Para o antigo deputado social-democrata, o fim dos debates quinzenais com o primeiro-ministro, aprovado na especialidade apenas por PS e PSD e que irá hoje a votação final global em plenário, significa “um retrocesso democrático que menoriza o parlamento e as instituições”.

“Que António Costa e o PS caucionem o fim dos debates quinzenais não me causa estranheza, mas é com mágoa que vejo o PSD não apenas conotado, mas como o impulsionador deste retrocesso democrático”, referiu.

Para Hugo Soares, esta alteração ao regimento da Assembleia da República, “com o alto patrocínio do designado bloco central, não se compagina com a maturidade” da democracia portuguesa.

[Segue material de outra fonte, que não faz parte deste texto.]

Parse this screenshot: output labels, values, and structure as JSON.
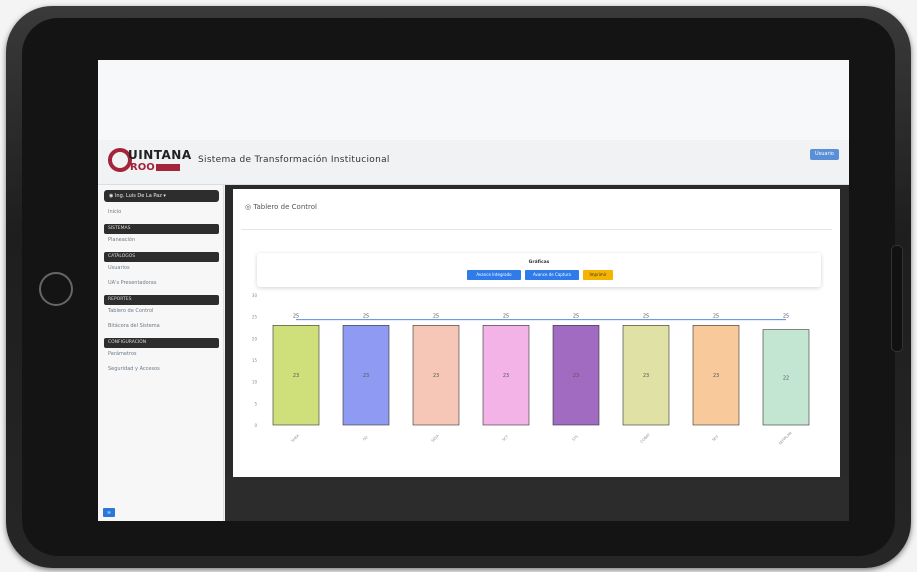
{
  "header": {
    "title": "Sistema de Transformación Institucional",
    "logo_line1": "UINTANA",
    "logo_line2": "ROO",
    "user_badge": "Usuario"
  },
  "sidebar": {
    "profile": "Ing. Luis De La Paz",
    "items": [
      {
        "type": "item",
        "label": "Inicio"
      },
      {
        "type": "head",
        "label": "SISTEMAS"
      },
      {
        "type": "item",
        "label": "Planeación"
      },
      {
        "type": "head",
        "label": "CATÁLOGOS"
      },
      {
        "type": "item",
        "label": "Usuarios"
      },
      {
        "type": "item",
        "label": "UA's Presentadoras"
      },
      {
        "type": "head",
        "label": "REPORTES"
      },
      {
        "type": "item",
        "label": "Tablero de Control"
      },
      {
        "type": "item",
        "label": "Bitácora del Sistema"
      },
      {
        "type": "head",
        "label": "CONFIGURACIÓN"
      },
      {
        "type": "item",
        "label": "Parámetros"
      },
      {
        "type": "item",
        "label": "Seguridad y Accesos"
      }
    ]
  },
  "panel": {
    "title": "Tablero de Control",
    "graphs_label": "Gráficas",
    "buttons": [
      {
        "label": "Avance Integrado",
        "color": "#2f7bea"
      },
      {
        "label": "Avance de Captura",
        "color": "#2f7bea"
      },
      {
        "label": "Imprimir",
        "color": "#f5b400"
      }
    ]
  },
  "chart_data": {
    "type": "bar",
    "categories": [
      "SHEA",
      "SQ",
      "SESA",
      "SCT",
      "STS",
      "COBAT",
      "SEV",
      "SEFIPLAN"
    ],
    "values": [
      23,
      23,
      23,
      23,
      23,
      23,
      23,
      22
    ],
    "top_labels": [
      25,
      25,
      25,
      25,
      25,
      25,
      25,
      25
    ],
    "colors": [
      "#cfe07a",
      "#8f9bf2",
      "#f6c7b7",
      "#f3b3e6",
      "#a06bc0",
      "#e0e1a4",
      "#f8c99a",
      "#c3e6d3"
    ],
    "ylim": [
      0,
      30
    ],
    "yticks": [
      0,
      5,
      10,
      15,
      20,
      25,
      30
    ]
  }
}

“Perdendo-se uma oportunidade de rever o regimento, encontrando instrumentos que aproximem eleitos de eleitores e sobretudo aumentem o escrutínio do Governo e a dignificação do exercício da função do órgão de soberania Assembleia da República, PS e PSD atuam em conluio para fazer exatamente o contrário”, acusou, considerando que “os protagonistas dos dois partidos esquecem-se que os partidos, como a democracia, não têm donos e os seus representantes são circunstanciais”.

Hugo Soares, que foi líder parlamentar do PSD entre julho de 2017 e fevereiro de 2018 e protagonizou alguns debates quinzenais com o primeiro-ministro António Costa, classificou este instrumento como “o maior momento de escrutínio e fiscalização do poder executivo”.

“Os debates quinzenais, como momento de interpelação direta e sem mediação dos eleitos pelo povo ao primeiro-ministro, são um momento de democraticidade plena e salutar combate político donde devem resultar as posições e alternativas políticas”, defendeu.

Na nota, Hugo Soares acusa António Costa de “já hoje não respeitar o parlamento”, dizendo que o primeiro-ministro “não responde a nada do que lhe é perguntado e rebaixa toda a crítica da oposição”.

“Mas até por isso é incompreensível que o parlamento prescinda de fiscalizar e interpelar frontalmente o governo”, lamentou.

Hugo Soares deixou a liderança da bancada do PSD em fevereiro de 2018, depois de o presidente do partido, Rui Rio, lhe ter manifestado o desejo de trabalhar com outra liderança de bancada.

Nas diretas de janeiro, apoiou o também antigo presidente do grupo parlamentar social-democrata Luís Montenegro e tem estado em silêncio desde o Congresso do partido.